Research from around the world concerning the value and effectiveness of home education was presented throughout the week. Director of Global Outreach for Homeschool Legal Defense Association, Michael Donnelly, stated the number of children being home educated in Africa and Asia has recently tripled, growing at a rate of 37 percent annually.
The family, being the fundamental unit of society, has the right to educate one’s own children, and that right must be protected, conference speakers said.
“Just because a government can regulate education doesn’t mean it should,” states Dr. Brian Ray, a leading international expert in research on homeschooling and president of the National Home Education Research Institute.
The Smiths said research shows that there is little difference in the outcome of home-educated students between the states with high regulation and those with little to no government regulation. In fact, the average home educated students’ score on standardized tests falls in the top 20 percent nationally, with little difference regarding the income and education of the parents. Whether in Philippines, Russia, Mexico or Canada, parents involved in the education of their children are experiencing success in maintaining relationships and preparing their children for life.
As one of the board members of the Global Home Education Conference, Dr. Debra Bell discussed research showing that best learning practices for students are most closely aligned to homeschooling philosophies and approaches.

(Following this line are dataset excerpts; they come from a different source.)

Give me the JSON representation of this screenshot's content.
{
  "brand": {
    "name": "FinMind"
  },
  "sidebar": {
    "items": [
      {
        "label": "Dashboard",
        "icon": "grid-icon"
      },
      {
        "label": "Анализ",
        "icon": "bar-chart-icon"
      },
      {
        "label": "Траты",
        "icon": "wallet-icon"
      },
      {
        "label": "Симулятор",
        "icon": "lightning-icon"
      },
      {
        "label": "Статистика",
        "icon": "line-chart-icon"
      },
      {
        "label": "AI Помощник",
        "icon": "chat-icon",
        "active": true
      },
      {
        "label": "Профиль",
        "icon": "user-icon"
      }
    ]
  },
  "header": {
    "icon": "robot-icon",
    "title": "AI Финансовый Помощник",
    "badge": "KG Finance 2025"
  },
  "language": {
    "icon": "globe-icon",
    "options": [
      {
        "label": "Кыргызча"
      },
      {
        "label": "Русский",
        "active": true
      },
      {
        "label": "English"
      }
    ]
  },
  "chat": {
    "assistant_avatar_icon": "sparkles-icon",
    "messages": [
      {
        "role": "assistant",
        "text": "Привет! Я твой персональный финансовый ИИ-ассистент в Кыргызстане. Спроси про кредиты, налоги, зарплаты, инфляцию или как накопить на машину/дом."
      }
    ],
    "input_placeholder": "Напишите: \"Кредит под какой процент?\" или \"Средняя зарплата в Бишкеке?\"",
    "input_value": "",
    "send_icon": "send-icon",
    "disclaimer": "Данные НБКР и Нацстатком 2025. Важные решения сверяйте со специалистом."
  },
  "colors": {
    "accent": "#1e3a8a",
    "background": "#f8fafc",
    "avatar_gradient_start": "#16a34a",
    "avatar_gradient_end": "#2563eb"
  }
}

Jan Smith said her favorite part of the conference was the interaction she had with the Russian mothers who were beginning their homeschool journey. Through broken English of various Russian women, she was able understand their questions and their fears. In turn, she was able to encourage the mothers with answers from her years of experience and training. Dr. Smith enjoyed helping some of the mothers with young children by entertaining their little ones during the workshops, enabling the moms to fully listen and take notes. Dr. Smith does weekly 3 minute videos giving parenting advice at Parenting Matters Now on Facebook. Together with three other families, the Smiths presented a workshop in Moscow on ways to answer the critics of homeschooling.
In addition to the sessions, the conference included time for attendees from around the world to see some of the major sights of St. Petersburg including Peterhof Palace with its beautiful fountains and gardens, and a day at the famous Hermitage Museum. In Moscow, participants saw the Kremlin, St. Basil’s Cathedral, the mall at Red Square and the changing of the guard at “The Tomb of the Unknown Soldier.”
The Smiths said the most surprising discoveries were the number of churches that had been renovated since the end of the Soviet Era, and how often the Russian speakers referred to the importance of maintaining “traditional family values.”
Local homeschool support
Conferences, like that held in Russia, offer support to parents seeking to give their children quality education and family values in their home.
Support for the same efforts by parents here in Winnsboro is offered by Franklin Parish Homeschoolers and Northeast Louisiana Christian Homeschool Association. On a larger scale, Homeschool Louisiana is an organization that also works to bring conferences and resources to regions of the state for training home educators. Homeschool Louisiana also represents and promotes the rights of homeschoolers to the state legislature.
One of the conferences developed by Homeschool Louisiana is being held in West Monroe on Saturday, Aug. 11, at Cedarcrest Baptist Church from 9 a.m. to 3pm. It is an opportunity for those curious about home education to get answers from veteran homeschoolers. The event is open to all by registering at HomeschoolLouisiana.org/2018-monroe-homeschool-conference.